Investors have abandoned commodity exposure, and the asset class is completely unloved. Overall sentiment and positioning in the space are negative, increasing the odds of a surprise to the upside on any positive news. In terms of positioning, average CFTC net positioning across commodities is at a lowly 20th percentile reading, while 12-month rolling net flows into natural resources ETFs as a percentage of total ETF flows are at a 17th percentile reading. What’s more, Consensus Inc.’s Bullish Sentiment Index for all commodities averages at a reading of 42, which sits at a 21st percentile, too, implying an overall bearish sentiment among market participants. These are contrarian signs. As everyone piles on the “short” side of the trade, taking the other side offers a chance to benefit when the herd reverses course as they begin to sniff the inevitable recovery.

It’s not just cyclical factors and investor sentiment; the structural supply/demand backdrop across commodities is positive for prices, too.

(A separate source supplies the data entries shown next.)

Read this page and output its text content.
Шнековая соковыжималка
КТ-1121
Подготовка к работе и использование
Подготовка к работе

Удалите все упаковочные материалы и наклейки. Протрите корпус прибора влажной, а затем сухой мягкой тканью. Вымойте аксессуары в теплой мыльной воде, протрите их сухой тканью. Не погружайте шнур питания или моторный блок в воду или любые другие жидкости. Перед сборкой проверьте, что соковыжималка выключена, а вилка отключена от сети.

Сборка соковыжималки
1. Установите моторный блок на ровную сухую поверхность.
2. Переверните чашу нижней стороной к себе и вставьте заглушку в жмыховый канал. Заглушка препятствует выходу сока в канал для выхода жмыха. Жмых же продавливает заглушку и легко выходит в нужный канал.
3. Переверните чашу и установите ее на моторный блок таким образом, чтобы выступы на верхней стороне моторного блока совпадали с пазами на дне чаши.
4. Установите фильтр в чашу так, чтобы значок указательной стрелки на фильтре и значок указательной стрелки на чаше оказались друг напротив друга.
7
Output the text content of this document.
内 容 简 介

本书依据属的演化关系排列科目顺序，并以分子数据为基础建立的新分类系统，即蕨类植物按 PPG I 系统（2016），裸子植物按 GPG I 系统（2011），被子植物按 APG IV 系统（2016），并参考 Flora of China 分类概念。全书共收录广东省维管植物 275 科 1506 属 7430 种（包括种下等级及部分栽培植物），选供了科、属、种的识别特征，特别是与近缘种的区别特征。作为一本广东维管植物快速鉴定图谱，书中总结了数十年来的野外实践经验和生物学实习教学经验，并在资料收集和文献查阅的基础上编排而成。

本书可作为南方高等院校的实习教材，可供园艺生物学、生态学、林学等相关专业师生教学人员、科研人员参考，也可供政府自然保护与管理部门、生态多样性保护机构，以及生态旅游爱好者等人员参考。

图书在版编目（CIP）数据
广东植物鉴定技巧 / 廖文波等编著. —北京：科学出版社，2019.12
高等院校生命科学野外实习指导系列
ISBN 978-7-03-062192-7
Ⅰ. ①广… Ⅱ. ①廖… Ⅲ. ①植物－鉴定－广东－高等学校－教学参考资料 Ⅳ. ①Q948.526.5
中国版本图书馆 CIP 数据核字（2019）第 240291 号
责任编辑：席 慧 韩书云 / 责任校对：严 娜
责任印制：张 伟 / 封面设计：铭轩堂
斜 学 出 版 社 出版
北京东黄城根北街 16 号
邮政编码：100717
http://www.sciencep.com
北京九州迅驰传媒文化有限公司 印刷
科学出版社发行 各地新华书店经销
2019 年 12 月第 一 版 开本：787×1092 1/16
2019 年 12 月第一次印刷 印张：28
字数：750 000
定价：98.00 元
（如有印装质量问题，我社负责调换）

Here are the key demand drivers:

  • Energy commodities: Goldman expects demand to peak out in 2035 at 110 million barrels a day (b/d), and OPEC+ expects demand at 106 million b/d in 2045 – a steady increase from 100 million b/d in 2023. Oil and natural gas are expected to broadly retain their joint share of total energy demand per OPEC+. While details of demand from different forecasters vary, it is becoming clear that overall demand for oil is expected to stay strong as the transition to greener sources of energy lags and the world’s energy needs increase at a steady pace, the result of a changing climate (the need for more air conditioning), a growing number of generative AI data centres and increased industrialization in the developing world.
  • Industrial metals and minerals: Copper (wiring needs, industrial machinery, construction) and aluminum (long-distance wires – for its high-tensile strength – car manufacturing and other industrial uses) are seeing increased demand as the world beyond China focuses on manufacturing, creating more demand while the supply side has yet to catch up. The transition to cleaner sources of energy is adding to uranium (low-emission nuclear energy is making a comeback) and lithium (used in EV batteries) demand, while securing their supply remains relatively challenging.
  • Precious metals: As geopolitical uncertainty remains elevated, precious metals such as gold (up 29 per cent over the past year) and silver (up 18 per cent) continue to shine. Jewellery demand from India is also up (with about 10 million weddings annually, wedding jewellery accounts for 55 per cent of gold demand in India, and this market is expected to see 21-per-cent annualized growth over the next three years), as is demand from central banks (19-per-cent annualized growth over the past 13 years), while supply is finite, particularly at cheap levels. As the marginal costs of production go up, so will gold prices. In fact, our target of gold at US$3,000 an ounce is now within striking distance.

All in, while there are recession risks on the horizon, there are multiple cyclical and structural tailwinds lining up behind all subgroups of commodities. With overall weakness in prices, commodities are unloved and under-owned, making this current downturn a great opportunity to increase portfolio allocation from a medium- to long-term perspective.

Bhawana Chhabra is a senior market strategist at Rosenberg Research.